A challenge indeed. And one that the Unholy Trinity of Woolies, Coles and Developers probably aren't up to...

12:59 pm  
Anonymous Anonymous said...

I had this growing up. My parents moved to a country town when they got married, mum had a great deal of trouble fitting in initially (dad never has any trouble fitting in!) but then got a network going and was pretty happy. When I was 12 we moved to another small country town and it wasn't easy. My closest friends were also 'not locals' and while I don't remember any specific teasing the locals just stuck together. Needless to say, my friends and I all moved to the city, my parents have moved out of town and I don't go back. I hear occasional rumours about the locals getting together with other locals... Oh how we non locals joke about inbreeding! I think country life can be great for kids, but I could just never go back. And the towns (both of them) just don't seem to change. The first one, that I haven't live in for 18 years still has the same milk bars, fish and chip shop, hairdresser and pub. Just doesn't change.

7:03 pm  
Blogger Helen said...

I can just see the teenagers learning to fly in preparation for the mass-exodus!

I'm afraid I live in a gigantic city, so I cna't really comment on the small-town mentality, except to say that it's quite sad, and if I ever have kids I'd want them to grow up in the middle of nowhere, so I'd better be on the lookout for a friendly little town with minimal inbreeding...

7:52 pm  
Anonymous Anonymous said...

That "turned on her heel" incident is quite chilling.

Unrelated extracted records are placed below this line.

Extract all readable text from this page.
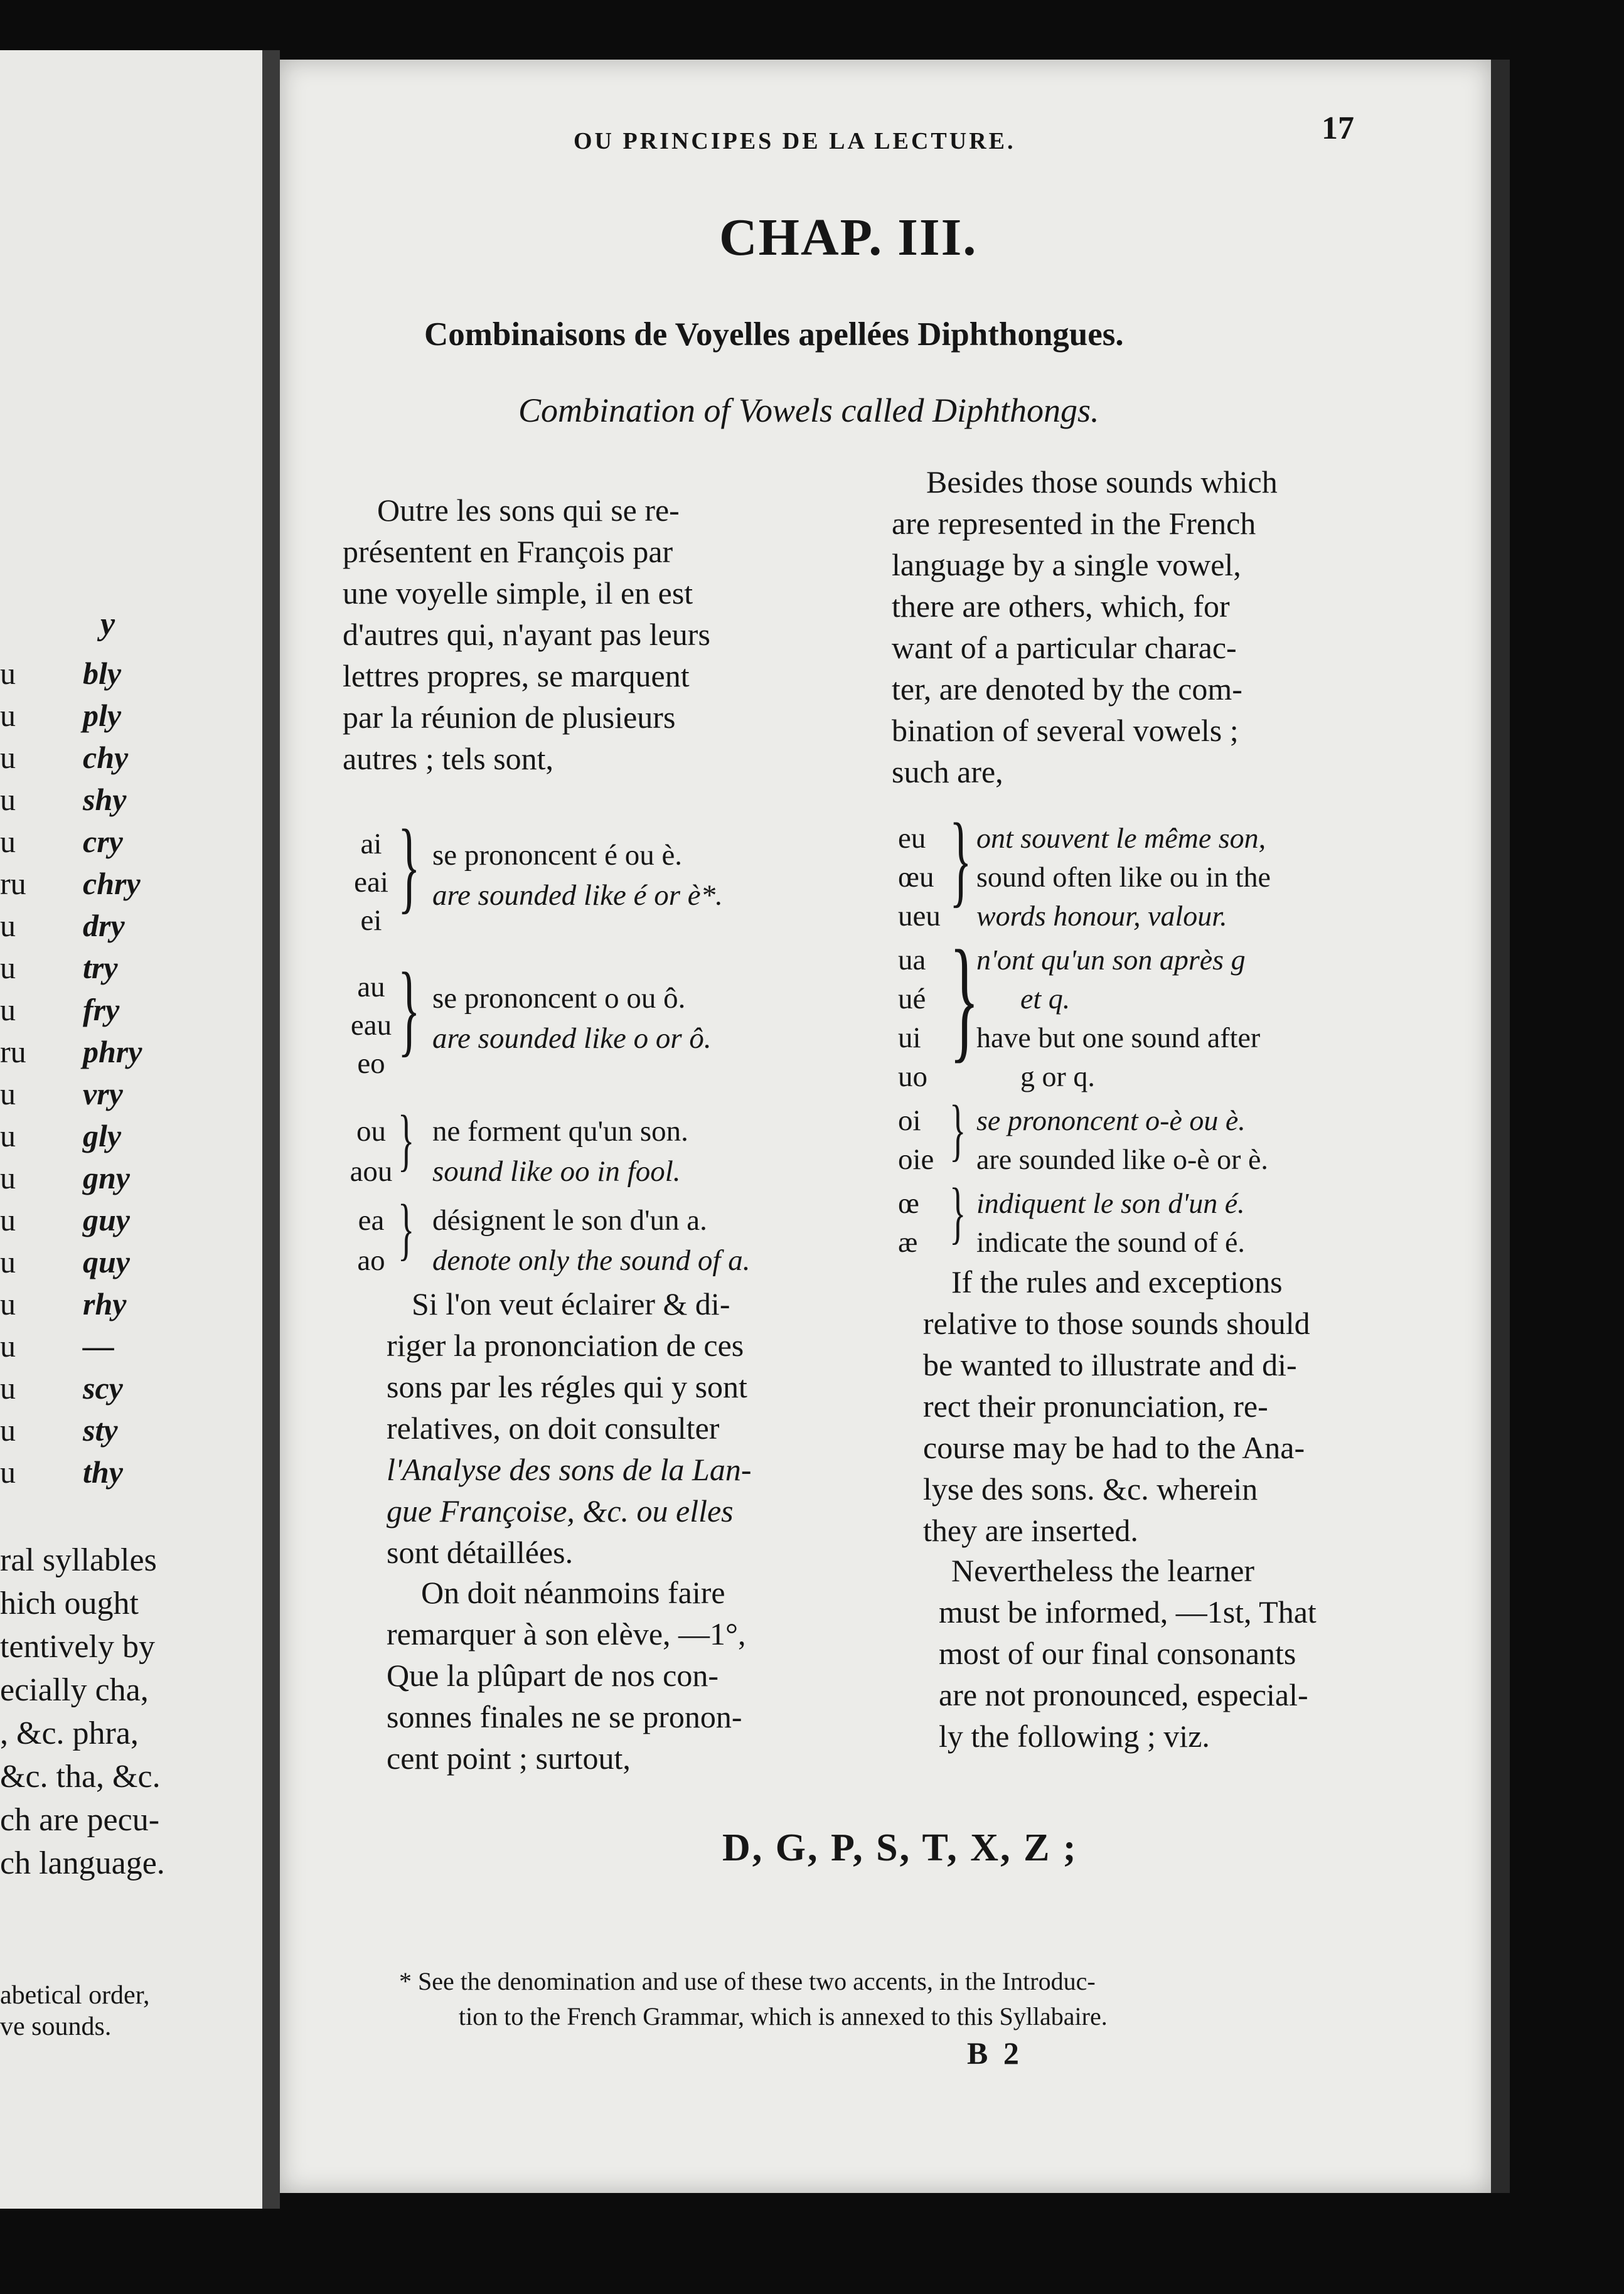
y
u
u
u
u
u
ru
u
u
u
ru
u
u
u
u
u
u
u
u
u
u
bly
ply
chy
shy
cry
chry
dry
try
fry
phry
vry
gly
gny
guy
quy
rhy
—
scy
sty
thy
ral syllables
hich ought
tentively by
ecially cha,
, &c. phra,
&c. tha, &c.
ch are pecu-
ch language.
abetical order,
ve sounds.
OU PRINCIPES DE LA LECTURE.	17
CHAP. III.
Combinaisons de Voyelles apellées Diphthongues.
Combination of Vowels called Diphthongs.
Outre les sons qui se re-
présentent en François par
une voyelle simple, il en est
d'autres qui, n'ayant pas leurs
lettres propres, se marquent
par la réunion de plusieurs
autres ; tels sont,
Besides those sounds which
are represented in the French
language by a single vowel,
there are others, which, for
want of a particular charac-
ter, are denoted by the com-
bination of several vowels ;
such are,
ai
eai
ei } se prononcent é ou è.
are sounded like é or è*.
au
eau
eo } se prononcent o ou ô.
are sounded like o or ô.
ou
aou } ne forment qu'un son.
sound like oo in fool.
ea
ao } désignent le son d'un a.
denote only the sound of a.
eu
œu
ueu } ont souvent le même son,
sound often like ou in the
words honour, valour.
ua
ué
ui
uo
}
n'ont qu'un son après g
et q.
have but one sound after
g or q.
oi
oie } se prononcent o-è ou è.
are sounded like o-è or è.
œ
æ } indiquent le son d'un é.
indicate the sound of é.
Si l'on veut éclairer & di-
riger la prononciation de ces
sons par les régles qui y sont
relatives, on doit consulter
l'Analyse des sons de la Lan-
gue Françoise, &c. ou elles
sont détaillées.
On doit néanmoins faire
remarquer à son elève, —1°,
Que la plûpart de nos con-
sonnes finales ne se pronon-
cent point ; surtout,
If the rules and exceptions
relative to those sounds should
be wanted to illustrate and di-
rect their pronunciation, re-
course may be had to the Ana-
lyse des sons. &c. wherein
they are inserted.
Nevertheless the learner
must be informed, —1st, That
most of our final consonants
are not pronounced, especial-
ly the following ; viz.
D, G, P, S, T, X, Z ;
* See the denomination and use of these two accents, in the Introduc-
tion to the French Grammar, which is annexed to this Syllabaire.
B 2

Really, I hope you have some more of this excellent rain we've been getting (in the inner West Melb) and she trips and falls into a very large mud puddle. One which contains quite a lot of cow poo.

8:39 pm  
Blogger I'm not Craig said...

I lived in the rural part of this State for just long enough to get a pretty clear sense of exactly what you mean.

I never really managed to fit in, mostly due to my refusal to mock Kooris and my willingness to consider the possibility of evolution.

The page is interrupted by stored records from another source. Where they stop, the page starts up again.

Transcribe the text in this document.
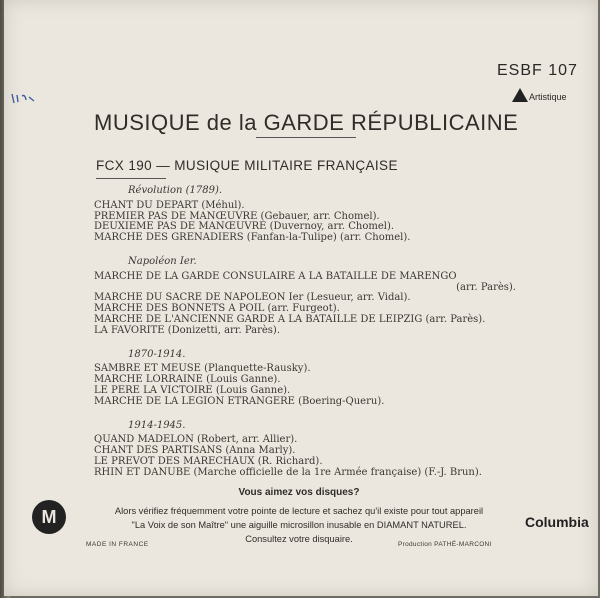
ESBF 107
Artistique
MUSIQUE de la GARDE RÉPUBLICAINE
FCX 190 — MUSIQUE MILITAIRE FRANÇAISE
Révolution (1789).
CHANT DU DEPART (Méhul).
PREMIER PAS DE MANŒUVRE (Gebauer, arr. Chomel).
DEUXIEME PAS DE MANŒUVRE (Duvernoy, arr. Chomel).
MARCHE DES GRENADIERS (Fanfan-la-Tulipe) (arr. Chomel).
Napoléon Ier.
MARCHE DE LA GARDE CONSULAIRE A LA BATAILLE DE MARENGO
(arr. Parès).
MARCHE DU SACRE DE NAPOLEON Ier (Lesueur, arr. Vidal).
MARCHE DES BONNETS A POIL (arr. Furgeot).
MARCHE DE L'ANCIENNE GARDE A LA BATAILLE DE LEIPZIG (arr. Parès).
LA FAVORITE (Donizetti, arr. Parès).
1870-1914.
SAMBRE ET MEUSE (Planquette-Rausky).
MARCHE LORRAINE (Louis Ganne).
LE PERE LA VICTOIRE (Louis Ganne).
MARCHE DE LA LEGION ETRANGERE (Boering-Queru).
1914-1945.
QUAND MADELON (Robert, arr. Allier).
CHANT DES PARTISANS (Anna Marly).
LE PREVOT DES MARECHAUX (R. Richard).
RHIN ET DANUBE (Marche officielle de la 1re Armée française) (F.-J. Brun).
M
Vous aimez vos disques?
Alors vérifiez fréquemment votre pointe de lecture et sachez qu'il existe pour tout appareil
"La Voix de son Maître" une aiguille microsillon inusable en DIAMANT NATUREL.
Consultez votre disquaire.
Columbia
MADE IN FRANCE	Production PATHÉ-MARCONI
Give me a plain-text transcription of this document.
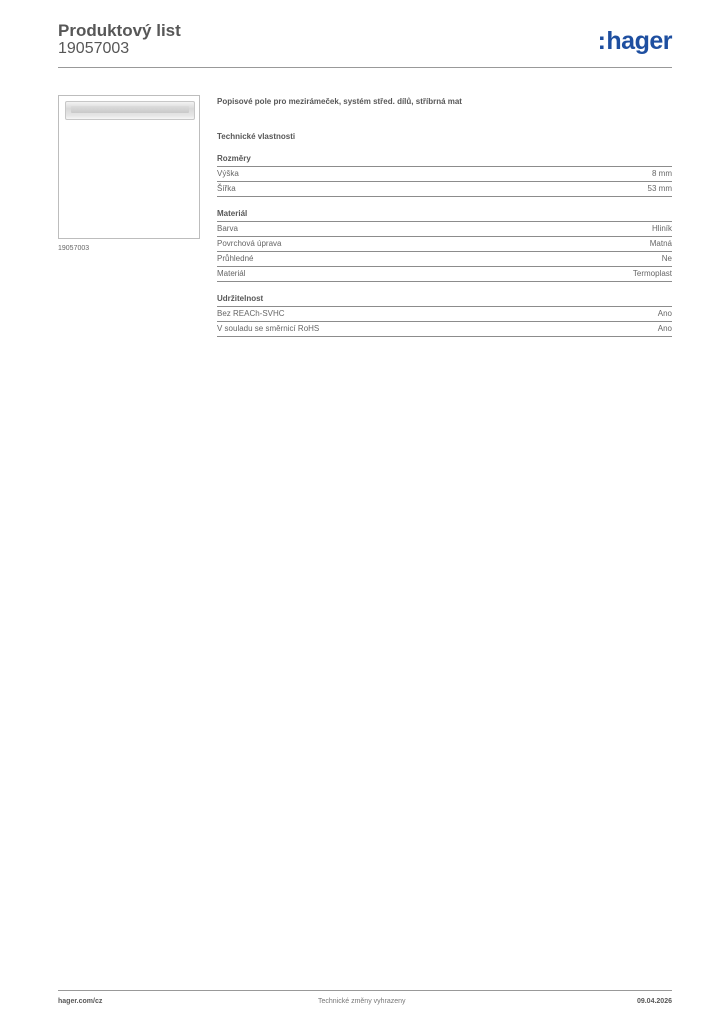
Produktový list
19057003	:hager
19057003

Popisové pole pro mezirámeček, systém střed. dílů, stříbrná mat

Technické vlastnosti
Rozměry
Výška	8 mm
Šířka	53 mm
Materiál
Barva	Hliník
Povrchová úprava	Matná
Průhledné	Ne
Materiál	Termoplast
Udržitelnost
Bez REACh-SVHC	Ano
V souladu se směrnicí RoHS	Ano
hager.com/cz	Technické změny vyhrazeny	09.04.2026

A truly appalling lack of footballing skills didn't help any, and my insistence that if one insists on placing pineapple on a pizza, it is simply not acceptable to call it the "Vegetarian Italiano" was incomprehensible to all.

In other words, I agree with everything you say and I have no idea what to do about it, since my solution was to marry the hottest woman in the region and sprint in the general direction of Melbourne as soon as possible.

Which worked out pretty well, really.